Grandpa finally appeared. “We’re calling Dr. Friedman and Dr. Patrick,” he said as he descended. “He’s come to. He’s all right for now.” Everyone stepped back as he turned and headed for his office.
“Just the sight of a Christmas tree did that,” Myra muttered.
“He shouted something, but I didn’t really understand it.”
“What?” My Faith asked.
“It sounded like ‘carry’ . . . maybe he meant carry him away. What’s for sure, I think, is it reminded him of his last Christmas, maybe, or every Christmas. Whatever, it wasn’t something nice,” I said.
“That poor child, so tormented. He needs plenty of tender loving care,” My Faith said.
“Maybe too much,” I muttered, but neither of them heard me. I returned to the living room and just sat looking at the naked tree and the decorations on the floor. Grandpa had put the angel on his chair when he rushed out to follow Dorian. It looked like it was staring at me. So? I could hear it asking. Do you want to trick him into telling you everything so you can get rid of him faster and send him back to whatever horror he came from? It looks easy to do now.
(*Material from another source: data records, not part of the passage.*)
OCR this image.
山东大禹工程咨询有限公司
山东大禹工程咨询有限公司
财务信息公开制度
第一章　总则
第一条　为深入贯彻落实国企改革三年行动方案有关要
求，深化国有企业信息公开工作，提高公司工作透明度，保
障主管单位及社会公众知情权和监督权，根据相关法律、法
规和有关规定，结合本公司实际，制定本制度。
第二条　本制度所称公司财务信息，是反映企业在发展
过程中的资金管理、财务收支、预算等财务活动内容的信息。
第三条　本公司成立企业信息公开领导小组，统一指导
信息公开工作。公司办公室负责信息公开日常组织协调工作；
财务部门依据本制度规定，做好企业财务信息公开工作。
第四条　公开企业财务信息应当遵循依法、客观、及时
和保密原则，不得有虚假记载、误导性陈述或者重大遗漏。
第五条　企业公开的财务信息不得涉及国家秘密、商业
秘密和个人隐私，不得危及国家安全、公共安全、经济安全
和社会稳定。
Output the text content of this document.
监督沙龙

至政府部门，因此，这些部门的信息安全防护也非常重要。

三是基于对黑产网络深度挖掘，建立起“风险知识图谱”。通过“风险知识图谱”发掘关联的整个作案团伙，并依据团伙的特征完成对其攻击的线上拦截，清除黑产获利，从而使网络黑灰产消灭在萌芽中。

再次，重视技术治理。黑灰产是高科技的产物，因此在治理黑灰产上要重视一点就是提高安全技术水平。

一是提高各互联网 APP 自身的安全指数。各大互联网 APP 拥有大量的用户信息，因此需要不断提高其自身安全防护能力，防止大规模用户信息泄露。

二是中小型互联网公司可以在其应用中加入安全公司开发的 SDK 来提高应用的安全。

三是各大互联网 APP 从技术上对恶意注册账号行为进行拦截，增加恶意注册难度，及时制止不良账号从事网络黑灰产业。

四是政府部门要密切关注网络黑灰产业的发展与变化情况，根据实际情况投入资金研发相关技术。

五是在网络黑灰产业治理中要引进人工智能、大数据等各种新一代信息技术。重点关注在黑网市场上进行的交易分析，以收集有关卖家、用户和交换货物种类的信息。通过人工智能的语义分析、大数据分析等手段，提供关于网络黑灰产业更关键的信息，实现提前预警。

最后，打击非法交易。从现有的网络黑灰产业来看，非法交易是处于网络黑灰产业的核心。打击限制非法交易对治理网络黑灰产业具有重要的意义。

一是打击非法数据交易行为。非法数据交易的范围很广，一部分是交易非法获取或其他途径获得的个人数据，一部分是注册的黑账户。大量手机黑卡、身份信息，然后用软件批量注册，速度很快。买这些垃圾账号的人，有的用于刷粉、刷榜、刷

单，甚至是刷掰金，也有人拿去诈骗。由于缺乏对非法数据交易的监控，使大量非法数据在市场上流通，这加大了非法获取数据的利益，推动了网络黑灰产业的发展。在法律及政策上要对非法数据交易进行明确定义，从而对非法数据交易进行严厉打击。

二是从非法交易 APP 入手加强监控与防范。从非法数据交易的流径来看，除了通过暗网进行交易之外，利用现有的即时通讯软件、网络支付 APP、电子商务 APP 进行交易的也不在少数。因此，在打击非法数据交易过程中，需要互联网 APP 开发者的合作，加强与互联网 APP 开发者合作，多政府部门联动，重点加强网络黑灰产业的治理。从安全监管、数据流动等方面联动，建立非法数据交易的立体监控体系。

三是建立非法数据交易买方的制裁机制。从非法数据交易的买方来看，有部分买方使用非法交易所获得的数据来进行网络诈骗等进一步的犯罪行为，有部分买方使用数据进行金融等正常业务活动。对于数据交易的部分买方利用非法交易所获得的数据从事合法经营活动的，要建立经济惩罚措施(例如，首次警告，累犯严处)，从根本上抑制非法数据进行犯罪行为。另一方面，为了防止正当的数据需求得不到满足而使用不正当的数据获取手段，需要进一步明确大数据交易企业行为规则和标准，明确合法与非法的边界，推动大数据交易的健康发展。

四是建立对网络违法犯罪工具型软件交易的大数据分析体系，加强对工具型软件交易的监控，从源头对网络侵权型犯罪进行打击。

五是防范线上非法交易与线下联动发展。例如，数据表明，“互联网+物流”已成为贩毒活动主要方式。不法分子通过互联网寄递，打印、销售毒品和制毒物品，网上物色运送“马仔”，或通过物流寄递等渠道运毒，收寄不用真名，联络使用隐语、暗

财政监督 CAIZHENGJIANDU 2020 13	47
I barely did anything with the tree. Instead, I spent most of the remainder of the afternoon setting up Willie’s electric train set, imagining him beside me as I put the little village together and placed the toy people where I thought he would have liked them to be. While I was working, Dr. Friedman and Dr. Patrick arrived and went upstairs. I heard them all gather in Grandpa’s office later. I didn’t ask any questions or try to be a part of it. I felt myself trembling a little. Did this mean they were going to send him back to the hospital or to some mental clinic? Had they discovered more, and would the police be called?
I imagined them arriving, followed by an ambulance, perhaps, or some vehicle to take him away. The silence that would follow would be deafening. Dorian Camden would pack her bags and be off. The emptiness in the house that I knew Grandpa feared the most would settle in, and those shadows would deepen and darken and come rushing under doors and through windows and rising through the floors to create cobwebs of sorrow and mourning. Whatever energy had returned to the house—to Myra and My Faith and all the servants—would slip away. What I had wanted from the start would happen.
We would all return to mourning Willie.
We would hate the mornings and resist the evenings and sleep.
We would sob through our days and face the winter with only expectations of cold and dreariness. The jingle of bells, the sound of a child’s laughter, and joy with the falling snow would be only painful memories. The protective castle walls that Willie and I had imagined around our grandfather’s luxurious home would crumble. It would become more like living in a museum. I would live for the day when I could leave.